Gegliedert ist die daraus erwachsene grundlegende Untersuchung nach einer Einleitung über Forschungsinteresse, Forschungsstand, Methodik, Eingrenzungen und Quellenlage in vier Kapitel. Sie betreffen die Akteure (Herren, Untertanen und Juristen) in dem Gespräch über das Recht, die Voraussetzungen Biographien und Wahrnehmung, den Gegenstand (die zwölf Artikel der oberdeutschen Bauern) und den Diskurs über den Gegenstand (Frondienste). In diesem Rahmen greift der Verfasser sehr weit aus und beschäftigt sich bei der rusticitas mit dem römischen Recht, dem Decretum Gratiani, den Glossatoren des römischen Rechts, der Dekretistik, Bartolus de Saxoferrato, Baldus de Ubaldis und weiteren „Postglossatoren“, der Feudistik, der Dekretalistik und Juristen an der Wende zu der Neuzeit.
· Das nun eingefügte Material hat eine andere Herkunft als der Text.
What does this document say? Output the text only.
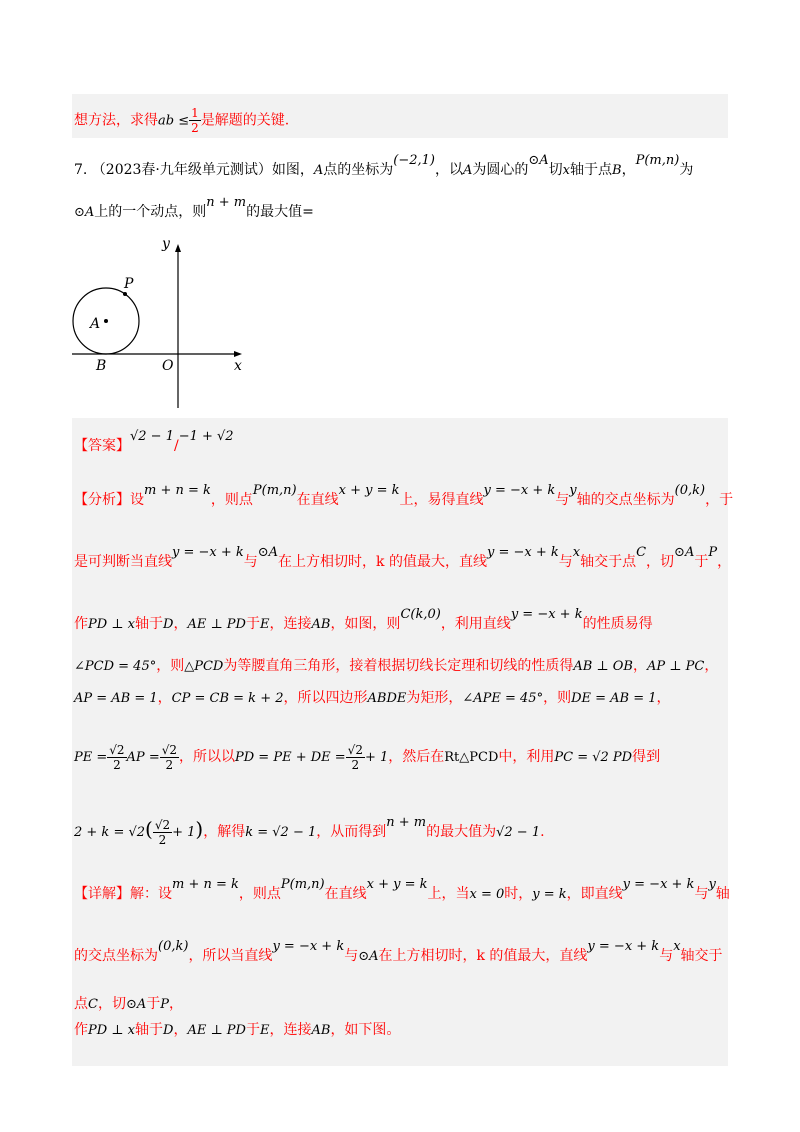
想方法，求得ab ≤ $\frac{1}{2}$ 是解题的关键.
7. （2023春·九年级单元测试）如图，A点的坐标为(−2,1)，以A为圆心的⊙A切x轴于点B，P(m,n)为
⊙A上的一个动点，则n + m的最大值=
y
x
O
A
B
P
【答案】√2 − 1/−1 + √2
【分析】设m + n = k，则点P(m,n)在直线x + y = k上，易得直线y = −x + k与y轴的交点坐标为(0,k)，于
是可判断当直线y = −x + k与⊙A在上方相切时，k 的值最大，直线y = −x + k与x轴交于点C，切⊙A于P，
作PD ⊥ x轴于D，AE ⊥ PD于E，连接AB，如图，则C(k,0)，利用直线y = −x + k的性质易得
∠PCD = 45°，则△PCD为等腰直角三角形，接着根据切线长定理和切线的性质得AB ⊥ OB，AP ⊥ PC，
AP = AB = 1，CP = CB = k + 2，所以四边形ABDE为矩形，∠APE = 45°，则DE = AB = 1，
PE = $\frac{√2}{2}$ AP = $\frac{√2}{2}$ ，所以以PD = PE + DE = $\frac{√2}{2} + 1$，然后在Rt△PCD中，利用PC = √2 PD得到
$2 + k = √2( \frac{√2}{2} + 1)$，解得k = √2 − 1，从而得到n + m的最大值为√2 − 1.
【详解】解：设m + n = k，则点P(m,n)在直线x + y = k上，当x = 0时，y = k，即直线y = −x + k与y轴
的交点坐标为(0,k)，所以当直线y = −x + k与⊙A在上方相切时，k 的值最大，直线y = −x + k与x轴交于
点C，切⊙A于P，
作PD ⊥ x轴于D，AE ⊥ PD于E，连接AB，如下图。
Andererseits untersucht er sehr sorgfältig und gründlich die zwölf Artikel, die er überzeugend als Rechtstext einordnet, an Hand dessen er nachweisen kann, dass die Bauern gemeinrechtliche Regeln kannten und bereit waren, sich auf deren Grundlage mit ihren Obrigkeiten dauerhaft zu einigen.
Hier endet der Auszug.